In first study the Closed Bottle test following the OECD guideline 301 D was conducted to determine the ready biodegradability of the test chemical. The study was performed at a temperature of 20°C. The test system included control, test chemical and reference chemical. Polyseed were used as inoculum. The concentration of test and reference chemical (Sodium Benzoate) chosen for both the study was 4 mg/L, while that of inoculum was 32 ml/l. OECD mineral medium was used for the study. ThOD (Theoretical oxygen demand) of test and reference chemical was determined by calculation. % degradation was calculated using the values of BOD and ThOD for test chemical and reference chemical. The % degradation of procedure control (reference chemical) was also calculated using BOD & ThOD and was determined to be 75.3%. Degradation of Sodium Benzoate exceeds 46.38% on 7 days & 61.44% on 14th day. The activity of the inoculum was thus verified and the test can be considered as valid.The BOD28 value of test chemical was observed to be 0.77 mgO2/mg. ThOD was calculated as 1.05 mgO2/mg.

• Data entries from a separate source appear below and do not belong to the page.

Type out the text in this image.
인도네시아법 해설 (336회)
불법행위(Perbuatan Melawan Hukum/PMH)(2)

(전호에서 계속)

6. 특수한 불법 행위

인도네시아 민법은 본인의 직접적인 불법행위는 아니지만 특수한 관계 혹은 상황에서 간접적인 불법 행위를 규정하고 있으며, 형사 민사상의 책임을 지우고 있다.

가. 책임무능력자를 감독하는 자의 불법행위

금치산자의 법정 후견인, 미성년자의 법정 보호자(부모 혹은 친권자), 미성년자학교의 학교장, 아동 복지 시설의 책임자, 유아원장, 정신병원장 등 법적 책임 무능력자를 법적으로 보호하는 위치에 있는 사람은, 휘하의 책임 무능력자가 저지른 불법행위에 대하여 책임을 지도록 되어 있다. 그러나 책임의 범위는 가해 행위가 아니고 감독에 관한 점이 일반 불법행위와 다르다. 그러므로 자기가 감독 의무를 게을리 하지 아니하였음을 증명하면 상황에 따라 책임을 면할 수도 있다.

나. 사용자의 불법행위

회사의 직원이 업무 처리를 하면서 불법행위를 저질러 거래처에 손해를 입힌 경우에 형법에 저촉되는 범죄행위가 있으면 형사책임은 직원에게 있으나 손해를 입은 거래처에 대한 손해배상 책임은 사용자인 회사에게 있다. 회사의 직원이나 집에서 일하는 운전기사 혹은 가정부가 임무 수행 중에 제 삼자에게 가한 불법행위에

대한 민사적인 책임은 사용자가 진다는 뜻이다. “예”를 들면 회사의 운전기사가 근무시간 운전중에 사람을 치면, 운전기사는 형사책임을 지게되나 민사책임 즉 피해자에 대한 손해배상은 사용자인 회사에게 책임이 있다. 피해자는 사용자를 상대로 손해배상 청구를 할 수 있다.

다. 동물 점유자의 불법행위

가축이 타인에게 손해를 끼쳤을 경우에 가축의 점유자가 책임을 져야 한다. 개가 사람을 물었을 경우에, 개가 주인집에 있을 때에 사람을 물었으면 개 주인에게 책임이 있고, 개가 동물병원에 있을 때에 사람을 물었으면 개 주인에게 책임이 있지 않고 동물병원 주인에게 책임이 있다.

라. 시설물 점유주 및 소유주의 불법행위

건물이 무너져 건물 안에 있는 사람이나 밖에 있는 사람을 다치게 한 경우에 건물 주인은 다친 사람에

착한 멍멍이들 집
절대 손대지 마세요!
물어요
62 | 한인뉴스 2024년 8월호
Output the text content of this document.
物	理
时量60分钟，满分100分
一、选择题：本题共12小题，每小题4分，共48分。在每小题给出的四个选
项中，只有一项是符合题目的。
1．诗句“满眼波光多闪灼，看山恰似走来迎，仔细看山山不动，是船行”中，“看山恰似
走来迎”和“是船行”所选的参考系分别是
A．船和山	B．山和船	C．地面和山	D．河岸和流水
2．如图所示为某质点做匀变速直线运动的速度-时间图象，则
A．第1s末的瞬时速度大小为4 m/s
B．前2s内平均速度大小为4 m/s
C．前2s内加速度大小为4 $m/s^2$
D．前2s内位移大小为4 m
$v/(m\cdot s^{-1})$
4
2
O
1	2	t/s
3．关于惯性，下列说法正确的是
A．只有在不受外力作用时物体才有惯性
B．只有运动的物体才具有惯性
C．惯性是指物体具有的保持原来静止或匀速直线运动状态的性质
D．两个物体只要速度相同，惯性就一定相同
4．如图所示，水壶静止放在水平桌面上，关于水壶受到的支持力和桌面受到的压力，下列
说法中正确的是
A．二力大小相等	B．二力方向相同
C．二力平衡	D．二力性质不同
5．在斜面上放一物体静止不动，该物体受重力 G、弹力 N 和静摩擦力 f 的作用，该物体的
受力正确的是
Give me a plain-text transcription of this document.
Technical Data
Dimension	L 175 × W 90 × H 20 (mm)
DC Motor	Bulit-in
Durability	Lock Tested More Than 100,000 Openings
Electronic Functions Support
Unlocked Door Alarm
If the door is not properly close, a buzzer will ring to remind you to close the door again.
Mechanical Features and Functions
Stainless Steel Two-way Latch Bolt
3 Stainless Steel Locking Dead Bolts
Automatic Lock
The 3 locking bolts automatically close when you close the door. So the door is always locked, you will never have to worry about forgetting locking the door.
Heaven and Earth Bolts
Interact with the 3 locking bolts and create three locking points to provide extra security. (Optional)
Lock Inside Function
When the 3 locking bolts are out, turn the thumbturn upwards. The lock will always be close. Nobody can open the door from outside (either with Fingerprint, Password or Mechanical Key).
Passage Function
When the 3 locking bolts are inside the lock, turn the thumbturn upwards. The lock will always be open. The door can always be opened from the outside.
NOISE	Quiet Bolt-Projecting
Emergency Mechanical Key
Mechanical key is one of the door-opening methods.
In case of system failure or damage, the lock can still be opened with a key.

Accordingly, the % degradation of the test chemical after 28 days of incubation at 20 ± 1°C according to Closed Bottle test was determined to be 73.33%. Based on the results, the test chemical, under the test conditions, was considered to be readily biodegradable in nature.

 

Another study was reviewed from journal Water Research, 1976 in this a batch test in an open system was conducted for 20 days for evaluating the biodegradability of test chemical. Adapted activated sludge was used as a test inoculum obtained from a sewage plant is cultivated in a1000ml volumetric cylinder. The mixture is aerated with pressure air. Every day 200 ml of the mixture is driven off so that the sludge age is 5 days. After driving off the 200ml of the mixture aeration is interrupted, and after sedimentation ca.600ml of the liquid phase is driven off. The residue (200 ml of the thickened activated sludge) is diluted with tap water to the volume ofca.800 ml and 600 mg/l of starch or glucose, 600 mg/l of peptone, 25 ml of a phosphate buffer pH 7.2, and the solution of the tested compound are added. Then the mixture in the cylinder is made up to 1000ml with tap water and aerated for 23 h (the recirculation ratio is 0-25). After this period the procedure is repeated. Test chemical conc. used for the study was 200 mg/l based on COD. To 1000-1500ml of the biological medium such amount of the solution of the substance tested is added that the initial COD is 200 mg/l. Then such an amount of the adapted activated sludge, washed and thickened by sedimentation, is dosed to the medium that the concentration of the dry matter is 100 mg/l. simultaneously, a blank test is prepared. The beaker is placed in a dark room with a roughly 3 constant temperature of 20±3°C on an electromagnetic stirrer and a pH of 7.2 for 120 hrs. The initial value of COD or organic carbon of the liquid phase are determined. Samples filtered or centrifuged before analysis, are taken at suitable intervals. The decrease of the tested substance in the liquid phase is evaluated by determining COD or organic carbon. The results are compared with those of a blank test and standard compound decomposition. With the degree of degradation also the average specific rate of degradation is determined, expressed in terms of mg COD (or organic carbon) removed by a gram of dry matter of the activated sludge per hour. The percentage degradation of test chemical was determined to be 96.8% by using COD removal parameter in < 20 days. Thus, based on percentage degradation, test chemical was considered to be readily biodegradable in nature.

 

By considering results of both the studies mentioned above and applying weight of evidence approach the percent biodegradation of test chemical is expected to be in range from 73.33% to 96.8% in aerobic condition and in 28 days. On the basis of this percent biodegradability test chemical is considered to be readily biodegradable.